Andò a Londra a registrare il disco con Vangelis...
«Mancava un pezzo per chiudere l’album. Gli feci sentire questa chiedendogli un arrangiamento. Si girò e mi disse: “leviamola dal disco”. Anche se non pensavamo ai singoli ma al progetto nel suo complesso, per noi era un pezzo “maestro” e lo convinsi a lavorarci».
Non ha un ritornello...
«Non ho mai creduto che sia l’inciso a dare importanza alla canzone ma quello che dici dentro. Questo veniva dall’amore che avevo per gli chansonnier francesi. Rifiutavo la tradizione e cercavo altro».
Che idea di amore racconta «Margherita»?
«Un ideale di vita, forse perché con mia moglie c’era anche allora lo stesso rapporto intenso. Avevo appena fatto “Bella senz’anima” ed ero considerato “l’arrabbiato”: era anche un modo per uscire da quell’immagine».
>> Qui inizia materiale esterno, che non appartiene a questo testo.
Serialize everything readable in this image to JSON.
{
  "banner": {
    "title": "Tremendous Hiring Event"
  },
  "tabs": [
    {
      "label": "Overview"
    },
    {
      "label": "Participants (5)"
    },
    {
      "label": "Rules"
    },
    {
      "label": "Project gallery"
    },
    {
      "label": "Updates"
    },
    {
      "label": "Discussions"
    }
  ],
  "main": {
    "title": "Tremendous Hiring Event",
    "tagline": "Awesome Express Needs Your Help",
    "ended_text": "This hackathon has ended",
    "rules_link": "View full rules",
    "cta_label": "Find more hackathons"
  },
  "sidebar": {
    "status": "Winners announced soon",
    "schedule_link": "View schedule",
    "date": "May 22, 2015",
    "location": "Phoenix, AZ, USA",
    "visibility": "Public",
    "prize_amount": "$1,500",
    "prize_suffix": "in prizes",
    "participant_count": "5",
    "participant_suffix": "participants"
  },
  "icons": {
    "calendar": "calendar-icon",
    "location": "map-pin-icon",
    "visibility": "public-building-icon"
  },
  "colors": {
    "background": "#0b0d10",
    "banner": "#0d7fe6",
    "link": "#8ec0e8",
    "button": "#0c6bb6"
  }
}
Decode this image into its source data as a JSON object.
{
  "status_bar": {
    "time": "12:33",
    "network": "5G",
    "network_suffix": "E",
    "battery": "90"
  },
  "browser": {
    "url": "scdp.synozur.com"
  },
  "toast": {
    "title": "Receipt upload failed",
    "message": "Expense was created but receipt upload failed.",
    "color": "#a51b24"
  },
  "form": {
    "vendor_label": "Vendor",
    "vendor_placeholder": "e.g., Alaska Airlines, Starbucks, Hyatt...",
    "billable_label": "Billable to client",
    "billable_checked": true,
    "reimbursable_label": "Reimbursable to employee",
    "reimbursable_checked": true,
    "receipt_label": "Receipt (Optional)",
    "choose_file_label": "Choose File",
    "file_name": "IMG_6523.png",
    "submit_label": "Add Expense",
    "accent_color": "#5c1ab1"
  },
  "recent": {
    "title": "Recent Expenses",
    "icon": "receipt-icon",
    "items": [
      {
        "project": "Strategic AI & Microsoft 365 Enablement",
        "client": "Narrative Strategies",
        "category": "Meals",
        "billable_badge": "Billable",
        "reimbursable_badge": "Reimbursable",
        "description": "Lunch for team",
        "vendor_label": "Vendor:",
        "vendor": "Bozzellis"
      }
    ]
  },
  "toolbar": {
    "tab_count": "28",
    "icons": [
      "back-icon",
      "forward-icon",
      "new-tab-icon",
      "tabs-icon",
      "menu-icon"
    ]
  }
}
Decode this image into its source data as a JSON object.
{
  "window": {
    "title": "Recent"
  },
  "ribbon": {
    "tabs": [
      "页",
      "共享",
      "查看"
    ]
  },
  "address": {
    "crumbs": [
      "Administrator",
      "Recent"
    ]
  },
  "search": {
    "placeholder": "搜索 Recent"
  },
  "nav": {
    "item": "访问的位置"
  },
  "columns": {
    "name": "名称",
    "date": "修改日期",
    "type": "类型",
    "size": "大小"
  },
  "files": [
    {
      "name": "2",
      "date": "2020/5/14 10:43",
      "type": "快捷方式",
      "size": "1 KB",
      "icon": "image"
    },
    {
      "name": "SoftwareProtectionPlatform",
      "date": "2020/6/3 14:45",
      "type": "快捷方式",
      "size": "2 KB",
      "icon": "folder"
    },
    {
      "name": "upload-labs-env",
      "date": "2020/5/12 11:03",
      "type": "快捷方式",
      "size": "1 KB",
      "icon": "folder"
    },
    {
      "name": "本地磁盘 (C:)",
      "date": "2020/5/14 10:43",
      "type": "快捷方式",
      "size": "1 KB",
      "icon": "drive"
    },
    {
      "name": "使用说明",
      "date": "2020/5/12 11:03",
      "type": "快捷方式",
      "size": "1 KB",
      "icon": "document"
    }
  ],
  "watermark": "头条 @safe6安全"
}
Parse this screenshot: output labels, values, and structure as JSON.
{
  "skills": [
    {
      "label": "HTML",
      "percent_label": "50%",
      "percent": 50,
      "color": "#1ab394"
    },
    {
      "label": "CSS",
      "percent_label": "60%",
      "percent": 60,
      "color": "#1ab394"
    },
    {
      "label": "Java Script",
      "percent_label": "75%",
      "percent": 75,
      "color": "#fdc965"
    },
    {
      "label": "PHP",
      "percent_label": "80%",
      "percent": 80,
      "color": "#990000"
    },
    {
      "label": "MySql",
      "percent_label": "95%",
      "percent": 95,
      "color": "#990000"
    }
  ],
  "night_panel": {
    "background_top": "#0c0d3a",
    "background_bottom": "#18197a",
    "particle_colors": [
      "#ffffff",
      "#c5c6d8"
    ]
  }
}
Lei è nato a Saigon e a 11 anni la sua famiglia torna in Italia per evitare la guerra civile...
«Non ci sono mai tornato. Prima perché non si poteva, poi perché ho rifiutato l’idea di tornare in quei luoghi così tanto amati. Forse dovrei ripensarci. Ho ancora nostalgia del Vietnam, il ricordo impresso di quegli anni di libertà spensierata, il cibo, il caldo che impari ad accettare».
«Piccolo e brutto». Lo dicevano gli altri, ma anche lei nelle interviste degli anni 80...
«Mi ha fatto male. Ma mi anche fatto cantare. Fu una specie di reazione. Avevo un complesso di inferiorità per la statura. E poi parlavo anche poco. Non ho mai pensato di essere un personaggio presentabile per la tv. La parte mentale è condizionata da quella fisica: non fu piacevole, ma con la musica ho trovato rivalsa. Ho capito che dovevo accettare il mio aspetto, che ero così... E alla fine tutti si sono accorti che il canto rimpiazzava quello che mancava altrove».
Anche il suo modo di cantare, così aggressivo e potente, era una risposta?
«All’inizio non piaceva a molti. Il primo produttore della RCA avrebbe voluto che cambiassi. Quello era il mio modo per esagerare la voglia di rottura totale con il passato. Mi ero ispirato alle voci nere, quelle che per esprimere un sentimento gridavano: Ray Charles, Otis Redding, Tina Turner... A quello stile ho associato la melodia italiana e l’idea, presa dai francesi, che i testi non dovessero dire solo “ti amo”».
Il primo successo fu però nel ’74: «Bella senz’anima».
«Anche in quel caso non era una donna, ma l’espressione della mia rabbia».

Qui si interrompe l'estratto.